I’ve uttered the phrase “they are focused on the wrong things” so often that I’ve now created an acronym. FOTWT, pronounced Fought-wit. FOTWT happens when bureauocracy takes hold. Before you breath a sigh of relief that you don’t work in a bureaucratic organization, keep reading. Bureaucracies are not just created by intention, some are allowed to evolve through more subtle means, such as through the culture of a company.
Last week, while in Paris, I was able to snag tickets to the Rolling Stones concert. What a thrill! That is until dealing with the Parisian system of public transport. Here’s the lowdown:
1. There was a strike by some transit workers. This is common in France, so I’m told and no one seems upset about it.
2. The Rolling Stones concert, which would bring 70,000 people to a common location and have them leaving said location nearly simultaneously, resulted in no increase in the number of trains going to or from the stadium.
3. Access to the stadium by car, taxi, bus, etc. is very limited due to PPP (pitifully poor planning).
4. The transport folks did not extend the hours for train runs. They metro shuts down at 2 am, period.
5. The police, who were finally visible on the metro platform, encouraged people to cram onto the trains yelling that the trains would stop at 2am. Yes, the police were encouraging a group of people who were growing more desperate by the minute to push and shove one another.

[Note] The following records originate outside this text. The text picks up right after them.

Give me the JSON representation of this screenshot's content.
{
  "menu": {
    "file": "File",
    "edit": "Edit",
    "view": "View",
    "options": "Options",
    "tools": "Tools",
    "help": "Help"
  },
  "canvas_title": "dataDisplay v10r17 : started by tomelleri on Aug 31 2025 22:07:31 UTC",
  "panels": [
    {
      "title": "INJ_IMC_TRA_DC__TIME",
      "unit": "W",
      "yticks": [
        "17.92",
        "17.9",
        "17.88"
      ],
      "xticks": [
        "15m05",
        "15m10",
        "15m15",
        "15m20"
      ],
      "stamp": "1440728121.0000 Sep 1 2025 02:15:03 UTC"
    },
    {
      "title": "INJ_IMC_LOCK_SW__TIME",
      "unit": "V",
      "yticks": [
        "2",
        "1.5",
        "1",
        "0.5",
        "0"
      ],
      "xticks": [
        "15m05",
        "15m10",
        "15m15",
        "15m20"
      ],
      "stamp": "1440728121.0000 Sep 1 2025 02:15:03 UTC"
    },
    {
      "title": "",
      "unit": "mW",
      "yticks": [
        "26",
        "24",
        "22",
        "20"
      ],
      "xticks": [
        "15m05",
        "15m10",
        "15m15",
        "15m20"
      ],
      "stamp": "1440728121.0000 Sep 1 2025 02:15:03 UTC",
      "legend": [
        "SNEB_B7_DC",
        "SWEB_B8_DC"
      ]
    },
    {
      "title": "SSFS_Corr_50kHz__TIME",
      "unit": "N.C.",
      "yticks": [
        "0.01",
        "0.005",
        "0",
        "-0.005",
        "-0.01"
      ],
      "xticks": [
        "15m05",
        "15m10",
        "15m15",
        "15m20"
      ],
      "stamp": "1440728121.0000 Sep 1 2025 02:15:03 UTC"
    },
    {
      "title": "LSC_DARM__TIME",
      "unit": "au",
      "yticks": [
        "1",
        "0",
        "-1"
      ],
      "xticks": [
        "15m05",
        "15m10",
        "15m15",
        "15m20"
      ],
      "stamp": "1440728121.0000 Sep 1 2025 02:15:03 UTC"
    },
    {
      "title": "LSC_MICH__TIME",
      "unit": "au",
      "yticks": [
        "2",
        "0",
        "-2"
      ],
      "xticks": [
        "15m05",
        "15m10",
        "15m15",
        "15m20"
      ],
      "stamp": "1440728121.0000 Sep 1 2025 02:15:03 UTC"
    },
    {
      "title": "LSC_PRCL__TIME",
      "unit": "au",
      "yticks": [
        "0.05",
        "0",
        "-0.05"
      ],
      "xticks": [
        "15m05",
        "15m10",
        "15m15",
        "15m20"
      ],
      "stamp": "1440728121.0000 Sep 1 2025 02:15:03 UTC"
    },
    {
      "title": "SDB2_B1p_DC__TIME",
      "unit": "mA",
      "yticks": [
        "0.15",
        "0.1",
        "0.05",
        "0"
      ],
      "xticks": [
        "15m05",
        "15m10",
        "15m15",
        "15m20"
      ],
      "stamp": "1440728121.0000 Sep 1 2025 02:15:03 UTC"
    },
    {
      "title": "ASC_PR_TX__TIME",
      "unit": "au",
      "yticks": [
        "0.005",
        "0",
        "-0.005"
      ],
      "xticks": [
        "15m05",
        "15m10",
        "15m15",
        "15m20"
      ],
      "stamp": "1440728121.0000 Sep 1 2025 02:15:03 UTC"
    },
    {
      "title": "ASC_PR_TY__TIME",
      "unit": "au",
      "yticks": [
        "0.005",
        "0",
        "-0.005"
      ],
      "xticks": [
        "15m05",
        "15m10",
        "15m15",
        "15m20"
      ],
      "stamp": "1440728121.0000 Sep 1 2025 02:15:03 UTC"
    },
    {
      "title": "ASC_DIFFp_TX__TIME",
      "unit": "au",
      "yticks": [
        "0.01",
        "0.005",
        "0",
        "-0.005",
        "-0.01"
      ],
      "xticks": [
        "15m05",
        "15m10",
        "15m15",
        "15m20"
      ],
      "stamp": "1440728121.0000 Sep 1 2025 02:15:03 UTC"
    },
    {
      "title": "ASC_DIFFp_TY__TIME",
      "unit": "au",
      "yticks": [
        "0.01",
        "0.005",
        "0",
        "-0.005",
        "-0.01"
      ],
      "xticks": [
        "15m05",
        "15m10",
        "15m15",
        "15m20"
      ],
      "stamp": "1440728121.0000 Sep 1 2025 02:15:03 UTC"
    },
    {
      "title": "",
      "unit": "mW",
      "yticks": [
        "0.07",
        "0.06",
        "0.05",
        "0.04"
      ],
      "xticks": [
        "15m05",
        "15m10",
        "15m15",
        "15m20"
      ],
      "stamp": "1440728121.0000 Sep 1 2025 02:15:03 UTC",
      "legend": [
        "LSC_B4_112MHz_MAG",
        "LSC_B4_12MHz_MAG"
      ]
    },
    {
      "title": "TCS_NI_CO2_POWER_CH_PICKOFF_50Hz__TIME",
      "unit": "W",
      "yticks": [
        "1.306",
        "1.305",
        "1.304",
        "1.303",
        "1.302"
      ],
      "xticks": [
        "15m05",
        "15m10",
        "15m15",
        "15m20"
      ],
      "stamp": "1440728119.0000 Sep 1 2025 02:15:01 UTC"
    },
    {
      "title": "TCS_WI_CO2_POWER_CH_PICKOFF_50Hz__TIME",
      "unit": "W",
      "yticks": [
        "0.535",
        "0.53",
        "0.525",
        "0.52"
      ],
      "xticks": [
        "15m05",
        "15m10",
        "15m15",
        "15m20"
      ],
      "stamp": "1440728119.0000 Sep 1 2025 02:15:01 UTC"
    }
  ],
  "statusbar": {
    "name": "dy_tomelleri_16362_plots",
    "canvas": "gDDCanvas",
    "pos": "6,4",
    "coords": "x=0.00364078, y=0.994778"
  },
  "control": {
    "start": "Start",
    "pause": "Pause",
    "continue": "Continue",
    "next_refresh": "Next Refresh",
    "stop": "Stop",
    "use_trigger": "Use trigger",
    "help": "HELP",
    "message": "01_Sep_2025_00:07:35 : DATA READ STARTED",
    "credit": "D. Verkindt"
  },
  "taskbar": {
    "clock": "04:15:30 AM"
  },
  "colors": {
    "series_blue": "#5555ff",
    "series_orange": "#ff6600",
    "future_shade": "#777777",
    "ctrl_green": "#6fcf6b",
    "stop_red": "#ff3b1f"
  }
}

6. The transit system shut down at 2am leaving hundreds of people stranded on the train platform.
The transit system did indeed run the metro to and from the stadium where the concert was held. They did stay open as long as promised. That’s it. Despite the predictable debacle, they made no adjustments. Despite the misery and inconvenience to hundreds of people, they shut down. Faced with hundreds of desperate people, even the police focused exclusively on warning people about the last train. Safety? Nah, not a concern. The police themselves boarded the last train and left the stadium station.
Focused on the wrong things and utterly oblivious.
Anyone who has ever set in motion a series of measures or indicators knows that there are unintended consequences. You can’t avoid it so you pay attention to outcomes and make adjustments. That is if you have a shred of motivation.